Finding MAX date aggregated by order - Oracle SQL

Question

I have a data orders that looks like this:

| Order | Step | Step Complete Date |
|:-----:|:----:|:------------------:|
|   A   |   1  |      11/1/2019     |
|       |   2  |      11/1/2019     |
|       |   3  |      11/1/2019     |
|       |   4  |      11/3/2019     |
|       |   5  |      11/3/2019     |
|       |   6  |      11/5/2019     |
|       |   7  |      11/5/2019     |
|   B   |   1  |      12/1/2019     |
|       |   2  |      12/2/2019     |
|       |   3  |                    |
|   C   |   1  |     10/21/2019     |
|       |   2  |     10/23/2019     |
|       |   3  |     10/25/2019     |
|       |   4  |     10/25/2019     |
|       |   5  |     10/25/2019     |
|       |   6  |                    |
|       |   7  |     10/27/2019     |
|       |   8  |     10/28/2019     |
|       |   9  |     10/29/2019     |
|       |  10  |     10/30/2019     |
|   D   |   1  |     10/30/2019     |
|       |   2  |      11/1/2019     |
|       |   3  |      11/1/2019     |
|       |   4  |      11/2/2019     |
|       |   5  |      11/2/2019     |

What I need to accomplish is the following: For each order, assign the 'Order_Completion_Date' field as the most recent 'Step_Complete_Date'. If ANY 'Step_Complete_Date' is NULL , then the value for 'Order_Completion_Date' should be NULL .
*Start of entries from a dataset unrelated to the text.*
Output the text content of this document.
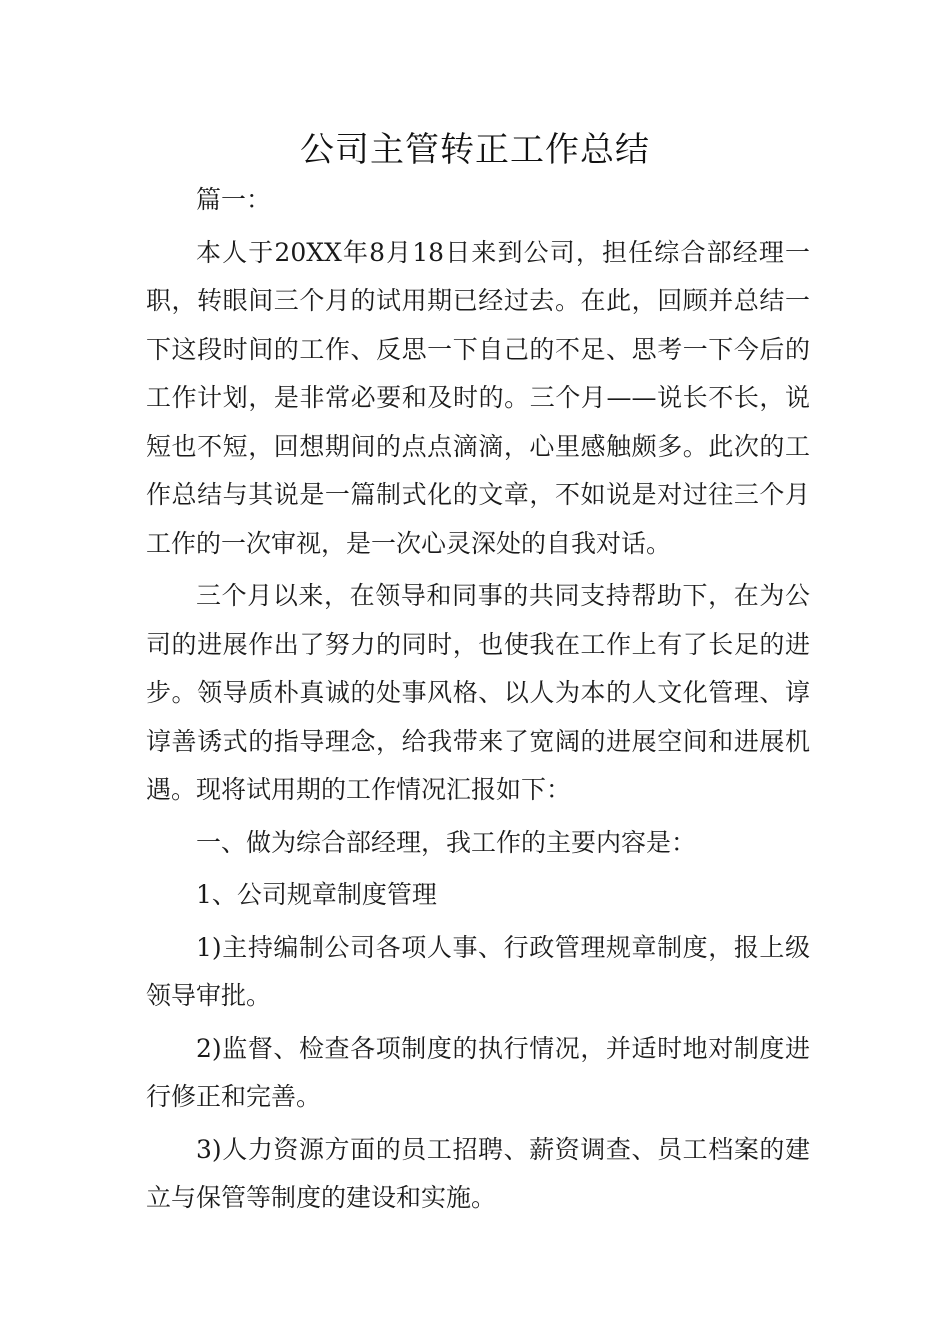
公司主管转正工作总结

篇一：

本人于20XX年8月18日来到公司，担任综合部经理一职，转眼间三个月的试用期已经过去。在此，回顾并总结一下这段时间的工作、反思一下自己的不足、思考一下今后的工作计划，是非常必要和及时的。三个月——说长不长，说短也不短，回想期间的点点滴滴，心里感触颇多。此次的工作总结与其说是一篇制式化的文章，不如说是对过往三个月工作的一次审视，是一次心灵深处的自我对话。

三个月以来，在领导和同事的共同支持帮助下，在为公司的进展作出了努力的同时，也使我在工作上有了长足的进步。领导质朴真诚的处事风格、以人为本的人文化管理、谆谆善诱式的指导理念，给我带来了宽阔的进展空间和进展机遇。现将试用期的工作情况汇报如下：

一、做为综合部经理，我工作的主要内容是：

1、公司规章制度管理

1)主持编制公司各项人事、行政管理规章制度，报上级领导审批。

2)监督、检查各项制度的执行情况，并适时地对制度进行修正和完善。

3)人力资源方面的员工招聘、薪资调查、员工档案的建立与保管等制度的建设和实施。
I set up a SQL FIDDLE with this data and my attempt, below:

SELECT
  OrderNum,
  MAX(Step_Complete_Date)

FROM
  OrderNums

WHERE
  Step_Complete_Date IS NOT NULL

GROUP BY
  OrderNum

This is yielding:

ORDERNUM    MAX(STEP_COMPLETE_DATE)
D   11/2/2019
A   11/5/2019
B   12/2/2019
C   10/30/2019

How can I achieve:

| OrderNum | Order_Completed_Date |
|:--------:|:--------------------:|
|     A    |       11/5/2019      |
|     B    |         NULL         |
|     C    |         NULL         |
|     D    |       11/2/2019      |

Answer 1

Aggregate function with KEEP can handle this

select ordernum, 
       max(step_complete_date) 
          keep (DENSE_RANK FIRST ORDER BY step_complete_date desc nulls first) res
FROM
  OrderNums
GROUP BY
  OrderNum

Answer 2

You can use a CASE expression to first count if there are any NULL values and if not then find the maximum value:

Query 1 :

SELECT OrderNum,
       CASE
       WHEN COUNT( CASE WHEN Step_Complete_Date IS NULL THEN 1 END ) > 0
       THEN NULL
       ELSE MAX(Step_Complete_Date)
       END AS Order_Completion_Date
FROM   OrderNums
GROUP BY OrderNum

Results :

| ORDERNUM | ORDER_COMPLETION_DATE |
|----------|-----------------------|
|        D |             11/2/2019 |
|        A |             11/5/2019 |
|        B |                (null) |
|        C |                (null) |

Answer 3

First, you are representing dates as varchars in mm/dd/yyyy format (at least in fiddle). With max function it can produce incorrect result, try for example order with dates '11/10/2019' and '11/2/2019'.

Second, the most simple solution is IMHO to use fallback date for nulls and get null back when fallback date wins:

SELECT
  OrderNum,
  NULLIF(MAX(NVL(Step_Complete_Date,'~')),'~')
FROM
  OrderNums
GROUP BY
  OrderNum

(Example is still for varchars since tilde is greater than any digit. For dates, you could use 9999-12-31, for instance.)